Fuzzy rules are formulated based on error temperature,error CO/ CO2 ratio and Hp (moisture content) which are converted to non-fuzzy values by defuzzification,. These values are fed to the final control element for control action is shown in Figure 14.
For the Error CO/ CO2 variable, five linguistic values were defined: very low, low, zero, high, very high, and for the Error T variable, five linguistic values, very low, low, zero, high, very high,were also defined. For the output variable Airflow five fuzzy values, extreamly low, very low, base, very high, extremely high and for the Grate variable, the values f1, f2, f3, f4, f5, were defined. The membership functions are shown in Figures 15.

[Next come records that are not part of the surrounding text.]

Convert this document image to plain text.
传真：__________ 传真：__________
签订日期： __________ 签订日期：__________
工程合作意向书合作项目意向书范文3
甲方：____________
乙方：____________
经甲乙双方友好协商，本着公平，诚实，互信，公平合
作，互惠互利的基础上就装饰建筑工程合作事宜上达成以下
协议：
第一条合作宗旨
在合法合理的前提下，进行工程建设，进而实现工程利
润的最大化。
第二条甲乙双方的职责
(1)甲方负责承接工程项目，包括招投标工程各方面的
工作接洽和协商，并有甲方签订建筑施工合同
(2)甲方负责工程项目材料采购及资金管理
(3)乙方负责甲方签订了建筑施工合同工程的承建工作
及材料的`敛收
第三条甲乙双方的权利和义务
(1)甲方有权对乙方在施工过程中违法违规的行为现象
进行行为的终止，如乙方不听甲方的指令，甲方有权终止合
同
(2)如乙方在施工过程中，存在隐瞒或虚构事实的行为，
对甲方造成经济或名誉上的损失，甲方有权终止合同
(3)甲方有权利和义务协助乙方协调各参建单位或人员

|Sl.No||If hp||and errorT||and errorCO/CO2||Then grate|
|Sl .No||If hp||and errorT||and errorCO/CO2||Then flow|
This developed fuzzy logic controller of MIMO system of gasifier was based on the static model of the gasifier that have been proposed, which can be used in tuning the controller. The controller that has been developed in this manner was implemented in microcontroller [16, 17]. The CO/CO2 ratio has effectively controlled with fuzzy logic controller by adjusting the frequency of motion to control the biomass residence time inside the reactor. The temperature also effectively controlled with fuzzy logic controller by adjusting the airflow rate. The performance of MIMO system of the gasifier cannot be verified by simulation because doesn’t have proper dynamic model of the gasifier. In this paper temperature control system of the gasifier (SISO) has been verified by the simulation in order to prove the efficiency of fuzzy controller in comparison with the conventional controller.
8. Implementation results
Fuzzy logic controller has been implemented for the transfer function model of the gasifier. To prove the efficiency of fuzzy controller in comparison with the conventional controllers, a fuzzy logic controller for the SISO system of gasifier, where flow is the input and temperature is the output has been proposed. The simulation of the fuzzy logic control system is shown in Figure 16. The responses of the process to fuzzy controller for various set points have been shown in Figures 17, 18 and 19. From the responses it is observed that settling time and overshoot have been reduced. The settling time is found to be 51.5 seconds.
A static model for the gasifier has been developed based on the experimental data of the plant successfully and this could be used to tune the fuzzy logic controller. The implementation results for the gasifier system are found to be better than conventional control and pc based measurement. Fuzzy control is used to control the temperature with less overshoot and settling time. In this paper, it has been observed that fuzzy control gives better performance for the control of biomass gasification.